Designer yang dikenal dengann karya-karyanya memadupadankan wastra Indonesia, Denny Wirawan terus mempersembahkan karya-karya terbaiknya sepanjang tahun. Menjelang akhir tahun 2022, ia mempersembahkan koleksi ready to wear terbaru bertajuk Langkah Spring Summer Collection 2023 di Grand Ballroom Intercontinental Jakarta Pondok Indah.

Merayakan 25 tahun berkarya, desaigner kebanggaan Indonesia ini mengangkat budaya Bali yang dihadirkan dalam 52 karya yang akan menggunakan berbagai kain Bali, diantaranya kain tenun endek, kain gringsing, kain songket, yang akan dipadukan dengan batik Kudus. Seluruh material yang digunakan didapat langsung dari tangan perajin diberbagai pelosok. Dalam pagelarannya kali ini, Denny memadukan antara trunk show yang menghadirkan koleksi busana yang wearable namun tetap menghadirkan rangkaian koleksi ready-to-wear deluxe yang menggunakan wastra Bali.

Denny Wirawan bersama Renitasari Adrian Bakti Budaya Djarum Foundation dan Grace Situmeang Bank Negara Indonesia [Image Dynamic]

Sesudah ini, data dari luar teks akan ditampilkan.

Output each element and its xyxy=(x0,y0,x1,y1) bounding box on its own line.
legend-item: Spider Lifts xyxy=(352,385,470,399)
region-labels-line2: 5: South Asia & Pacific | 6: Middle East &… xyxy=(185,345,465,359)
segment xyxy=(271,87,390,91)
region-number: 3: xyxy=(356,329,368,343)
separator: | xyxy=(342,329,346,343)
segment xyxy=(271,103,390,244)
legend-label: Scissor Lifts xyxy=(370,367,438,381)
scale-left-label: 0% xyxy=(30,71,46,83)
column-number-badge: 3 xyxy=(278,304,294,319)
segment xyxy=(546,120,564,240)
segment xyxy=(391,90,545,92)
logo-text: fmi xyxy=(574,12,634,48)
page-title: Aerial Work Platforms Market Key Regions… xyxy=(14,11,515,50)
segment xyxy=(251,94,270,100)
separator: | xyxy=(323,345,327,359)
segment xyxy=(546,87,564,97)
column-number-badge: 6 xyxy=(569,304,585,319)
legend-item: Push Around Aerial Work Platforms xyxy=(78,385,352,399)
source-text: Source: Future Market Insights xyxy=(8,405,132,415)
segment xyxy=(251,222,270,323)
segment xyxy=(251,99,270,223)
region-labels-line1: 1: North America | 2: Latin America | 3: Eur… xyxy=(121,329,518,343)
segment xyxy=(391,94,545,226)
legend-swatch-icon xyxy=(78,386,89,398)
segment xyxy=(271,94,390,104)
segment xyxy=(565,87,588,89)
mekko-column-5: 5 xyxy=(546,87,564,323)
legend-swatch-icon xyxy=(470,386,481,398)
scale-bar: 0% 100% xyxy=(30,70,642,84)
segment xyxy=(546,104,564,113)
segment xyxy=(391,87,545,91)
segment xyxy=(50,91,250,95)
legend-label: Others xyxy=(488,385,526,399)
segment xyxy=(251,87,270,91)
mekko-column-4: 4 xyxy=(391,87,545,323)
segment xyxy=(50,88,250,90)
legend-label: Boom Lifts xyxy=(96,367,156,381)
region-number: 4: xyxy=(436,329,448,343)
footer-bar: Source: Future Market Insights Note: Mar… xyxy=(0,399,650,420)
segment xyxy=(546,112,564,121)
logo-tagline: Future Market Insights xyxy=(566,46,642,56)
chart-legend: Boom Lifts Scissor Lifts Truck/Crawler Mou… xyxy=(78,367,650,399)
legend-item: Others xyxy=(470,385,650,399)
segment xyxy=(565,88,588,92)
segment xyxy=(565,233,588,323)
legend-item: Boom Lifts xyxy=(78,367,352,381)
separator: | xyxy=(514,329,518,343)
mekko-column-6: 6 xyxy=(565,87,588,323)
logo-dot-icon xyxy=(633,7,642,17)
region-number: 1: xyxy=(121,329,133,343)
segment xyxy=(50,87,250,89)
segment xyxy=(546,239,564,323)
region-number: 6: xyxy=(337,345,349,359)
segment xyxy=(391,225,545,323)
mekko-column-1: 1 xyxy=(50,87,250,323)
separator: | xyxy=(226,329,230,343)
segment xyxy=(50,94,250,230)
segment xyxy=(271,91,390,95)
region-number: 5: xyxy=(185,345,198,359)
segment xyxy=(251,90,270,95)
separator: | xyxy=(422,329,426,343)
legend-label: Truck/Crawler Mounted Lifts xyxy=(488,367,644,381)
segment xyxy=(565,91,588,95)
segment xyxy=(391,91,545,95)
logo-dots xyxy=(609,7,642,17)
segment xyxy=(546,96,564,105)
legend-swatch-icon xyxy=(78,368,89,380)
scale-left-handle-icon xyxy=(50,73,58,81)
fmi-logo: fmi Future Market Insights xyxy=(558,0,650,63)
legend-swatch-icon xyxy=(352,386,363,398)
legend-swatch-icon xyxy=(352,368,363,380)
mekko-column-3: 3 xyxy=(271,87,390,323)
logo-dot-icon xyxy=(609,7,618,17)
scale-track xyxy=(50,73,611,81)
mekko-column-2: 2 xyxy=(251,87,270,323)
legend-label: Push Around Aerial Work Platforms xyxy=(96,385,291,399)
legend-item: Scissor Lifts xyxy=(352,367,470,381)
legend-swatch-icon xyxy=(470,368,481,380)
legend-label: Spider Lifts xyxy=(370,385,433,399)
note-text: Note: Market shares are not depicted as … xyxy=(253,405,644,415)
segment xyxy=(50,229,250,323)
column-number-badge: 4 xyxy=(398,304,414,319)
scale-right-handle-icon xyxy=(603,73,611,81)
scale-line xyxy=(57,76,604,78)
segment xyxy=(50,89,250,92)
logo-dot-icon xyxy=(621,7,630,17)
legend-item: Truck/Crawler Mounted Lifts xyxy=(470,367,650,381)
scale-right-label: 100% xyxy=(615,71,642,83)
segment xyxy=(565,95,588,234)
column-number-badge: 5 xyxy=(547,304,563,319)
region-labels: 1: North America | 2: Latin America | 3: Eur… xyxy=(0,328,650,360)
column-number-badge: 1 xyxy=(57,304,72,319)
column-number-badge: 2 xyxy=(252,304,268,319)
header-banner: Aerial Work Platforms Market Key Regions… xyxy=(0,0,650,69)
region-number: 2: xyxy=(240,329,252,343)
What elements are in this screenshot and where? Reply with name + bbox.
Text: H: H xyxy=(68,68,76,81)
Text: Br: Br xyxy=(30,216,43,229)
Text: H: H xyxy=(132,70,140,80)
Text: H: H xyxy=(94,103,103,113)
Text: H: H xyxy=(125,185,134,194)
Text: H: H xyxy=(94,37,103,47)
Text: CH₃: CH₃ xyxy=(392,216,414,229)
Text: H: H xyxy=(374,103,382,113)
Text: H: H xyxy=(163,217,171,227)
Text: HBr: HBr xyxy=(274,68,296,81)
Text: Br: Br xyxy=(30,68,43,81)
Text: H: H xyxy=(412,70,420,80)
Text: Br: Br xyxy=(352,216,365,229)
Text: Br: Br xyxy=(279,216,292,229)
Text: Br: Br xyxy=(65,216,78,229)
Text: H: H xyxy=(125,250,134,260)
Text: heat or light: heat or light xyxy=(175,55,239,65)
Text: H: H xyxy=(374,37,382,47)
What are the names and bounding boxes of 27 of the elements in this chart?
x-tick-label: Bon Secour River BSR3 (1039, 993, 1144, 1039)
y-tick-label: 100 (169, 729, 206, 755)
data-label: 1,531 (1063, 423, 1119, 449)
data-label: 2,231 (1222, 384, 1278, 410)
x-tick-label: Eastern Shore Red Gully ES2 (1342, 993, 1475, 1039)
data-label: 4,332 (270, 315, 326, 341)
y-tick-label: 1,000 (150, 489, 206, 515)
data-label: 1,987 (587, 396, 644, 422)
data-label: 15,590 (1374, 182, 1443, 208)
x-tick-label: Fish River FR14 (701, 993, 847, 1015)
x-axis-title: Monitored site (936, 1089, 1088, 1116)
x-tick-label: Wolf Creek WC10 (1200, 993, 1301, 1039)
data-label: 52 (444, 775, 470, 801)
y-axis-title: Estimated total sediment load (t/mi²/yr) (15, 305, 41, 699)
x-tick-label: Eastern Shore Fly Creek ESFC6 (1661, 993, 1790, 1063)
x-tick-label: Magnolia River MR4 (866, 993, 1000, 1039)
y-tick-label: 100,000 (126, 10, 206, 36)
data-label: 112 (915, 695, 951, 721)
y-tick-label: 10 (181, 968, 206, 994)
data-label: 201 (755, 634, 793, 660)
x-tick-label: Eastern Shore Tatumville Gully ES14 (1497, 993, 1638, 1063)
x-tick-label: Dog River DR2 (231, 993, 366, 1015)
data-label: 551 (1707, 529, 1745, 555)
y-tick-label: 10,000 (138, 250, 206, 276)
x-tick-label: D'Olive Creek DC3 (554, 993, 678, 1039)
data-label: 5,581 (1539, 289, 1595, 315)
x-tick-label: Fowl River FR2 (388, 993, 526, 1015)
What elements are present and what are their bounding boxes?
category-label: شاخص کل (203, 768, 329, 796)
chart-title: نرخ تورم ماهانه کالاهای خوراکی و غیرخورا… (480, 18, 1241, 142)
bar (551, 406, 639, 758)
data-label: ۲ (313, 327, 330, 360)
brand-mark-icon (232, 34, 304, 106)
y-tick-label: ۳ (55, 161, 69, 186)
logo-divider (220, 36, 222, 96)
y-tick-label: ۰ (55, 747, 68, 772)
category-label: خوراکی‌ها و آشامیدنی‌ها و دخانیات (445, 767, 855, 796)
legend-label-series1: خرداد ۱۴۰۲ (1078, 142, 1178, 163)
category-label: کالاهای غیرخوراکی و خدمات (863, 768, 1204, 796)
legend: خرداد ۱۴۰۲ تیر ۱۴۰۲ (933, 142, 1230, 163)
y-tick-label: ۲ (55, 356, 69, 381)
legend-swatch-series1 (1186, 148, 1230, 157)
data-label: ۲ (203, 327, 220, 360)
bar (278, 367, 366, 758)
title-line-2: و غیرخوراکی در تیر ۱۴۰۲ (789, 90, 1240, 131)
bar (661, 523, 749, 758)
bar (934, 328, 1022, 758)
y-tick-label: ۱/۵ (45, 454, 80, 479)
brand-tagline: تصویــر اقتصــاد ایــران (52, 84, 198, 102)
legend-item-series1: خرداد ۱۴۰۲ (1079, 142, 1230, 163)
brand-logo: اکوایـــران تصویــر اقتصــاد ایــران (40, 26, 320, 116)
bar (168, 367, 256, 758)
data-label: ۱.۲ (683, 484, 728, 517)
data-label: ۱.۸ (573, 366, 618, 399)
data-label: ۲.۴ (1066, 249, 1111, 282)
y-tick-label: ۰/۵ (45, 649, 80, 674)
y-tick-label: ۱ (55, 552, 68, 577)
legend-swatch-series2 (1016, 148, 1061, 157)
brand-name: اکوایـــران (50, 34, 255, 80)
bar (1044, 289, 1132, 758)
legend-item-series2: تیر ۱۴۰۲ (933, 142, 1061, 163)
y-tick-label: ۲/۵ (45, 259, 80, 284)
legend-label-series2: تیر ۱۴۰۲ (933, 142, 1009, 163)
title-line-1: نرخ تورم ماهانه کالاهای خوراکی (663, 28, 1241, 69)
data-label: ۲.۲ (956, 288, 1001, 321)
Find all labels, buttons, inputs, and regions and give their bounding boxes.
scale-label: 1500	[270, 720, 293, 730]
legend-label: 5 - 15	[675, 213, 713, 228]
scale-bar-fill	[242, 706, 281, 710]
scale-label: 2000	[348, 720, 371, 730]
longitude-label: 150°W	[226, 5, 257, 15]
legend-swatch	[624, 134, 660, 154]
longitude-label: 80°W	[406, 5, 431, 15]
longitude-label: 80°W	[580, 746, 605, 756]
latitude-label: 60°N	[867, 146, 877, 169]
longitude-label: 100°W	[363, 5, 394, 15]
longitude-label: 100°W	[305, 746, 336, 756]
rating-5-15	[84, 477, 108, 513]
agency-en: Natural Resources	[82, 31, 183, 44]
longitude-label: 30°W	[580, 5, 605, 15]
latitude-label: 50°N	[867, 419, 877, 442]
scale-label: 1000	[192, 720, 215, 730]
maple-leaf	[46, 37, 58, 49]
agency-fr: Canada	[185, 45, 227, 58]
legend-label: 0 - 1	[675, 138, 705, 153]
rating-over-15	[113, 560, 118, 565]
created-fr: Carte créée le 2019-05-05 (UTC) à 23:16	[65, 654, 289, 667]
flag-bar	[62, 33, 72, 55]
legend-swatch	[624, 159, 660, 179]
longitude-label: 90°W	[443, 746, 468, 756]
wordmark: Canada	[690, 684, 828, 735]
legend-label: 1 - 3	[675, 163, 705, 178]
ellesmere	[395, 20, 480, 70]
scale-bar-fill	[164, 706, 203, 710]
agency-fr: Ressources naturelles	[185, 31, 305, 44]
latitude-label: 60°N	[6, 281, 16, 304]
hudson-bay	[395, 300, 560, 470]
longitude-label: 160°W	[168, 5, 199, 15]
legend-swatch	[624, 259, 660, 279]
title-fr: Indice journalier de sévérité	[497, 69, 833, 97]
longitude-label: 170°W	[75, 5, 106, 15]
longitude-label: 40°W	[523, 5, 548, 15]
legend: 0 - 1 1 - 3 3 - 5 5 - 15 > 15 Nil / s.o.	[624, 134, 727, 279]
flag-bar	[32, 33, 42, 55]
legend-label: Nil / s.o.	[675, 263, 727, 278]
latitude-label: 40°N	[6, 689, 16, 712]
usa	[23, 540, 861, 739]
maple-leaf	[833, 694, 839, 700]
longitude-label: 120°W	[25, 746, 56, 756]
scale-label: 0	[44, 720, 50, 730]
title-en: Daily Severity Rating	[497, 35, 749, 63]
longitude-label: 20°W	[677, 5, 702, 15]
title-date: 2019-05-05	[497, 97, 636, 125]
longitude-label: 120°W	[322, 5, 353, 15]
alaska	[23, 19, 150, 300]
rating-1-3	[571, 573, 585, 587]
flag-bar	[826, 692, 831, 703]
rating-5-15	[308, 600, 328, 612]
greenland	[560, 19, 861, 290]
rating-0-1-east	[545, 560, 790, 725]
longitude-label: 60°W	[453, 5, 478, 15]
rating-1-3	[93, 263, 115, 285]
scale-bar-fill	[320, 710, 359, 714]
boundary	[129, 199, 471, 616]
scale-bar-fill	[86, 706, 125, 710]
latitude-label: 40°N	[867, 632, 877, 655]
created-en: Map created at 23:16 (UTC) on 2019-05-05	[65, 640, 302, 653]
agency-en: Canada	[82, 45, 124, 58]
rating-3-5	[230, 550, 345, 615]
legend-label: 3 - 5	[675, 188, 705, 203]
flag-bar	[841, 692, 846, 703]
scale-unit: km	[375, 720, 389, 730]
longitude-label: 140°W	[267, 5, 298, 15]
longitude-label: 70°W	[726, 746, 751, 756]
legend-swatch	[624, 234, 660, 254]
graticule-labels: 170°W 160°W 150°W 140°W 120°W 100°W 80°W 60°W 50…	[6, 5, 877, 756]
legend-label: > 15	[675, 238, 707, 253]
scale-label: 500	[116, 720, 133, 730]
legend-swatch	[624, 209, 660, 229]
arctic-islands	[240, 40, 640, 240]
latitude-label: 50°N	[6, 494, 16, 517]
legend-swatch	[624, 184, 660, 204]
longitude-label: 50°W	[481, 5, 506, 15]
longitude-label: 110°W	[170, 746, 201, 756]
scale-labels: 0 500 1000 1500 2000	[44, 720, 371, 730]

Dalam press conference yang berlangsung pada Rabu (28/9/2022) di Intercontinental Jakarta Pondok Indah, desaigner yang dikenal dengan gayanya melakukan tabrak beberapa motif dalam satu look ini menceritakan proses berkarya selama 25 tahun yang tidak mudah. “ada jatuh bangun yang mungkin hanya saya yang tahu, bagaimana saya berjuang dan bertahan pasca pandemic 2 tahun kemarin, sampai hari ini. Itulah kenapa pagelaran saya ini bertajuk ‘Langkah’, karena ini baru langkah awal, perjalanan berkarya saya masih Panjang dan saya akan terus berkarya dengan wastra Indonesia demi melestarikan kebudayaan bangsa,” paparnya.

Renitasari Adrian, Program Director Bakti Budaya Djarum Foundation yang turut hadir dalam press conference mengatakan sejak awal berkiprah, Denny konsisten menggunakan wastra Indonesia dan mengubah helaian kain menjadi sebuah pakaian yang membuat bangga siapapun yang memakainya. Kecintaan Denny terhadap budaya Indonesia inilah yang sejalan dengan visi misi Bakti Budaya Djarum Foundation. “Sejak 2015 kami berjalan saya berharap bisa terus bekerjasama demi melestarikan dan menghidupi perajin wastra Indonesia, “ ujarnya.

Pagelaran 25 tahun berkarya Denny Wirawan dibagi menjadi beberapa sequence, dalam sequence pertama yang menampilkan koleksi ready-to-wear, Denny banyak menggunakan tenun endek. Yang unik, tenun endek yang digunakan seluruhnya menggunakan proses pewarnaan alam, sehingga turut mendukung upaya ramah lingkungan di Singaraja.

Lalu pada sequence kedua, Denny memilih helaian kain gringsing yang didapatkannya dari perajin di Karangasem untuk dipadukan bersama batik Kudus. Kain gringsing yang merupakan jenis kain warisan kebudayaan kuno Bali, biasa dipakai dalam upacara khusus. Proses pembuatannya yang rumit dan memakan waktu membuat Denny kemudian mengkreasikannya tanpa memotong helaian kain gringsing tersebut.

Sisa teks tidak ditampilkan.